WahanaNews.co, Jakarta – Dalam sidang pleno terkait permohonan uji materiil pasal yang mengatur presiden dan wakil presiden boleh berkampanye pada pemilu, Dewan Perwakilan Rakyat (DPR) tidak hadir, Selasa (6/2/2024).
Sidang tersebut digelar di Ruang Sidang Pleno Mahkamah Konstitusi (MK), Jakarta.
Baca Juga:
MK Putuskan Libur 1 untuk 6 Hari dalam UU CiptaKerja Bertentangan dengan UUD
Agenda sidang kali ini adalah mendengarkan keterangan DPR, Presiden, Komisi Pemilihan Umum (KPU), dan Badan Pengawas Pemilihan Umum (Bawaslu) untuk Perkara Nomor 166/PUU-XXI/2023.
Ketidakhadiran DPR itu dikonfirmasi dalam surat pemberitahuan yang dikirim ke MK.
Berdasarkan salinan surat melansir CNN Indonesia, surat tertanggal 29 Januari 2024 itu ditandatangani oleh Sekretaris Jenderal DPR RI Indra Iskandar.
Baca Juga:
MK Kabulkan 70% Tuntutan Buruh, Serikat Pekerja Rayakan Kemenangan Bersejarah dalam Revisi UU Cipta Kerja
Dalam surat tersebut, Indra menjelaskan bahwa tim kuasa DPR tidak dapat hadir karena bersamaan dengan agenda rapat-rapat di DPR RI.
"Mohon kiranya dapat dijadwalkan kembali," tulis Indra.
Pantauan di ruang sidang, pihak Presiden diwakili kuasa oleh Kementerian Hukum dan HAM dan Kementerian Dalam Negeri, KPU diwakili Komisioner sekaligus Ketua Divisi Hukum dan Pengawasan KPU RI Mochammad Afifuddin, Bawaslu diwakili Ketua Bawaslu Rahmat Bagja.
Sementara itu, advokat, Gugum Ridho Putra selaku pemohon hadir bersama kuasa hukumnya.
"Dari KPU hadir saya Mochammad Afifuddin, Ketua Divisi Hukum dan Pengawasan bersama tim biro hukum," ujar Afifuddin di persidangan.
"Saya Rahmat Bagja dari Badan Pengawas Pemilu. Didampingi biro hukum," jelas Bagja.
Ketua MK Suhartoyo lantas menjelaskan bahwa agenda persidangan hari ini adalah mendengar keterangan DPR, Presiden, Bawaslu dan KPU.
Kuasa presiden mendapat giliran pertama menyampaikan keterangan dalam persidangan. Disusul oleh perwakilan KPU, dan Bawaslu.
Gugum mengajukan permohonan uji materiil terhadap sejumlah pada UU 7/2017, yakni Pasal 1 angka 35, Pasal 274 ayat (1), Pasal 280 ayat (2), Pasal 281 ayat (1), Pasal 286 ayat (1) dan ayat (2), hingga Pasal 299 ayat (1).

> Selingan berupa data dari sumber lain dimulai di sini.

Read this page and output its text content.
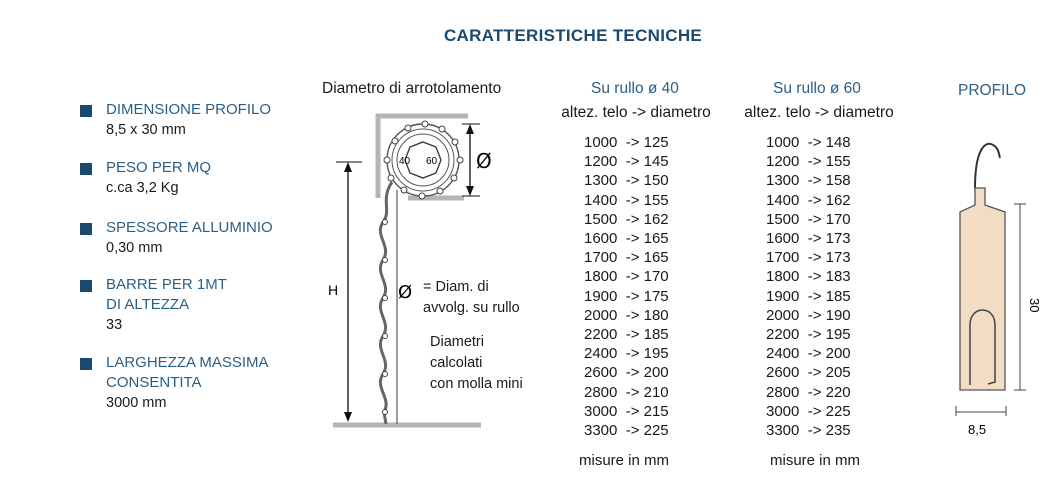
CARATTERISTICHE TECNICHE
DIMENSIONE PROFILO
8,5 x 30 mm
PESO PER MQ
c.ca 3,2 Kg
SPESSORE ALLUMINIO
0,30 mm
BARRE PER 1MT
DI ALTEZZA
33
LARGHEZZA MASSIMA
CONSENTITA
3000 mm
40 60
H
Ø
Ø
30
8,5
Diametro di arrotolamento
= Diam. di
avvolg. su rullo
Diametri
calcolati
con molla mini
Su rullo ø 40
altez. telo -> diametro
1000  -> 125
1200  -> 145
1300  -> 150
1400  -> 155
1500  -> 162
1600  -> 165
1700  -> 165
1800  -> 170
1900  -> 175
2000  -> 180
2200  -> 185
2400  -> 195
2600  -> 200
2800  -> 210
3000  -> 215
3300  -> 225
misure in mm
Su rullo ø 60
altez. telo -> diametro
1000  -> 148
1200  -> 155
1300  -> 158
1400  -> 162
1500  -> 170
1600  -> 173
1700  -> 173
1800  -> 183
1900  -> 185
2000  -> 190
2200  -> 195
2400  -> 200
2600  -> 205
2800  -> 220
3000  -> 225
3300  -> 235
misure in mm
PROFILO
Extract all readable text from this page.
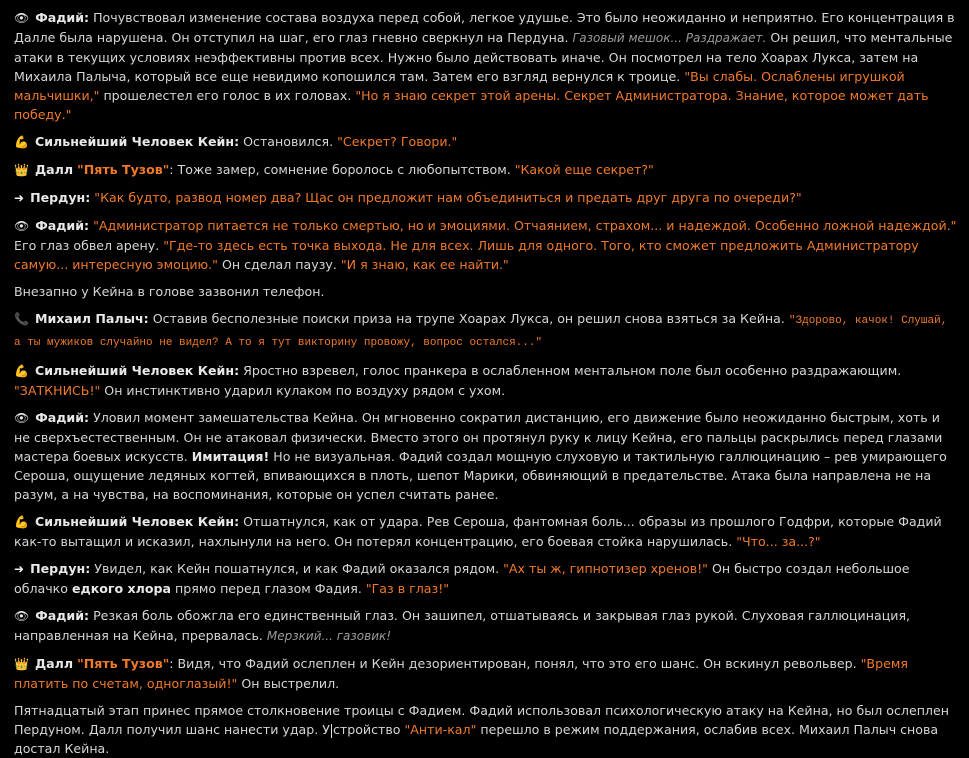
👁 Фадий: Почувствовал изменение состава воздуха перед собой, легкое удушье. Это было неожиданно и неприятно. Его концентрация в Далле была нарушена. Он отступил на шаг, его глаз гневно сверкнул на Пердуна. Газовый мешок... Раздражает. Он решил, что ментальные атаки в текущих условиях неэффективны против всех. Нужно было действовать иначе. Он посмотрел на тело Хоарах Лукса, затем на Михаила Палыча, который все еще невидимо копошился там. Затем его взгляд вернулся к троице. "Вы слабы. Ослаблены игрушкой мальчишки," прошелестел его голос в их головах. "Но я знаю секрет этой арены. Секрет Администратора. Знание, которое может дать победу."

💪 Сильнейший Человек Кейн: Остановился. "Секрет? Говори."

👑 Далл "Пять Тузов": Тоже замер, сомнение боролось с любопытством. "Какой еще секрет?"

➜ Пердун: "Как будто, развод номер два? Щас он предложит нам объединиться и предать друг друга по очереди?"

👁 Фадий: "Администратор питается не только смертью, но и эмоциями. Отчаянием, страхом... и надеждой. Особенно ложной надеждой." Его глаз обвел арену. "Где-то здесь есть точка выхода. Не для всех. Лишь для одного. Того, кто сможет предложить Администратору самую... интересную эмоцию." Он сделал паузу. "И я знаю, как ее найти."

Внезапно у Кейна в голове зазвонил телефон.

📞 Михаил Палыч: Оставив бесполезные поиски приза на трупе Хоарах Лукса, он решил снова взяться за Кейна. "Здорово, качок! Слушай, а ты мужиков случайно не видел? А то я тут викторину провожу, вопрос остался..."

💪 Сильнейший Человек Кейн: Яростно взревел, голос пранкера в ослабленном ментальном поле был особенно раздражающим. "ЗАТКНИСЬ!" Он инстинктивно ударил кулаком по воздуху рядом с ухом.

👁 Фадий: Уловил момент замешательства Кейна. Он мгновенно сократил дистанцию, его движение было неожиданно быстрым, хоть и не сверхъестественным. Он не атаковал физически. Вместо этого он протянул руку к лицу Кейна, его пальцы раскрылись перед глазами мастера боевых искусств. Имитация! Но не визуальная. Фадий создал мощную слуховую и тактильную галлюцинацию – рев умирающего Сероша, ощущение ледяных когтей, впивающихся в плоть, шепот Марики, обвиняющий в предательстве. Атака была направлена не на разум, а на чувства, на воспоминания, которые он успел считать ранее.

💪 Сильнейший Человек Кейн: Отшатнулся, как от удара. Рев Сероша, фантомная боль... образы из прошлого Годфри, которые Фадий как-то вытащил и исказил, нахлынули на него. Он потерял концентрацию, его боевая стойка нарушилась. "Что... за...?"

➜ Пердун: Увидел, как Кейн пошатнулся, и как Фадий оказался рядом. "Ах ты ж, гипнотизер хренов!" Он быстро создал небольшое облачко едкого хлора прямо перед глазом Фадия. "Газ в глаз!"

👁 Фадий: Резкая боль обожгла его единственный глаз. Он зашипел, отшатываясь и закрывая глаз рукой. Слуховая галлюцинация, направленная на Кейна, прервалась. Мерзкий... газовик!

👑 Далл "Пять Тузов": Видя, что Фадий ослеплен и Кейн дезориентирован, понял, что это его шанс. Он вскинул револьвер. "Время платить по счетам, одноглазый!" Он выстрелил.

Пятнадцатый этап принес прямое столкновение троицы с Фадием. Фадий использовал психологическую атаку на Кейна, но был ослеплен Пердуном. Далл получил шанс нанести удар. У стройство "Анти-кал" перешло в режим поддержания, ослабив всех. Михаил Палыч снова достал Кейна.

Dengan gugatan ini, Gugum ingin pemilu benar-benar dilaksanakan secara langsung, umum, bebas, rahasia, jujur, adil setiap lima tahun sekali sebagaimana diatur dalam Pasal 22 E ayat (1) UUD 1945.
Dia mengatakan UU Pemilu membolehkan Presiden, Menteri, Gubernur, Bupati/Wali Kota untuk berkampanye. Kendati demikian, Gugum menilai UU Pemilu belum memperhitungkan sisi nepotisme dan penyalahgunaan jabatan dalam kampanye.

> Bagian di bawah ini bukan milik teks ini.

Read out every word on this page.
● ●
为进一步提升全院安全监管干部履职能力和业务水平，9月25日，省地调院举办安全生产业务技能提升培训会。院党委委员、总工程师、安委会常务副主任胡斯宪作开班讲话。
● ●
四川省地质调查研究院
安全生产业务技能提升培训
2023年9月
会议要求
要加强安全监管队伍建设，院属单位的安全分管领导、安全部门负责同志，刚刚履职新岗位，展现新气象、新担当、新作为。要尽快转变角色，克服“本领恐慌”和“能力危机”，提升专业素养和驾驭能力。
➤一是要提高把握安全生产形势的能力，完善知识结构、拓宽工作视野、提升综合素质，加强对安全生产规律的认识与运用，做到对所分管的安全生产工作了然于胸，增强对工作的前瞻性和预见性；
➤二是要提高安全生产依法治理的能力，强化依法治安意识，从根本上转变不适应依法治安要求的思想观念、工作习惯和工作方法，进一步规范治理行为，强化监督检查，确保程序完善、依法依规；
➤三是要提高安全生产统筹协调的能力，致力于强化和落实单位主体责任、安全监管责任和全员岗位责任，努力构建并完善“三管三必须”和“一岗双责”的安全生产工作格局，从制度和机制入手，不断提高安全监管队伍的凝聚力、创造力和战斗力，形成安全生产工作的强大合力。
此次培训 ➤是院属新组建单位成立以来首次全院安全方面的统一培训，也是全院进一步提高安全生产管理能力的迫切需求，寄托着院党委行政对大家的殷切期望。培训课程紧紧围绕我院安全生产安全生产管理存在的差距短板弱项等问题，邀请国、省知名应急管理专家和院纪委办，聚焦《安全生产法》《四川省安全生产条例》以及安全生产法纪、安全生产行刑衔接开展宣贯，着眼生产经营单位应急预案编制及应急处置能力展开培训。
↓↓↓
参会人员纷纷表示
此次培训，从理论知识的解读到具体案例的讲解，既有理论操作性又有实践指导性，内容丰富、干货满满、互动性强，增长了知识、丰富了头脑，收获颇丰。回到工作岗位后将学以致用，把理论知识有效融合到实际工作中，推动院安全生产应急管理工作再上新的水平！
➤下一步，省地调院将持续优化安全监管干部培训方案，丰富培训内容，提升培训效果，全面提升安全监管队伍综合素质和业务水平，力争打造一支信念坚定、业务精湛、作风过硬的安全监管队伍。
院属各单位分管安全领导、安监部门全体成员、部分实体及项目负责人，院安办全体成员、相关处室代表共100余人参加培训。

Sementara itu, kata Gugum, Pasal 5 angka 4 Undang-Undang Nomor 28 Tahun 1999 tentang Penyelenggara Negara yang Bersih dan Bebas dari Korupsi, Kolusi dan Nepotisme jelas melarang pejabat melakukan nepotisme.
Menurut Gugum, pejabat tidak boleh mengedepankan kepentingan keluarga dan 'kroni' di atas kepentingan masyarakat, bangsa dan negara.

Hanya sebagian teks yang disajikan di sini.